This just in via Broadsheet reader Laura Roos. From today's Boston Herald:
"Got milk? If you're a new mother, you'd better. Because beginning soon, hospitals will no longer be allowed to give free infant formula to mothers taking new babies home. Regulators want to promote breast-feeding, even if it means making Massachusetts the first state to ban the popular freebie."
The regulations, put forth by the state Public Health Council, would end what appears to be standard practice: "Nearly every hospital in Massachusetts -- and across the country -- gives new mothers commercial formula gift bags provided by formula companies. It's often a diaper bag bearing the company logo and full of formula, formula literature, formula coupons and other items. In many cases, the hospital receives free formula from the companies on the condition that the hospitals give the companies' gift bags to all new moms. At some hospitals, the staff take out formula samples before giving the gift bags to mothers."
Breast-feeding advocates aren't happy. They say the goody bags are a "marketing trick" and that they "falsely imply that the hospital endorses formula feeding. They say studies have found that mothers who go home with the free formula bags are less likely to successfully breast feed -- even if the formula is taken out."

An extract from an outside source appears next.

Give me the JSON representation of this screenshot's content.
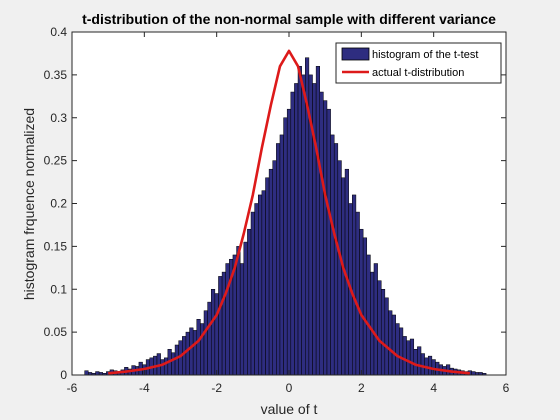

Our loyal reader says that's not what happened in her case. "For the record, the free formula bottles didn't derail my commitment to breastfeeding. I ended up giving the freebies to a girlfriend of mine who formula fed her newborn," she writes in an e-mail.
Beyond any matter of endorsement is the question of economics. A mom from one of Boston's poorer communities told the Herald that the free formula she received after her son's birth was "a big help." "Formula," she added, "is pretty expensive."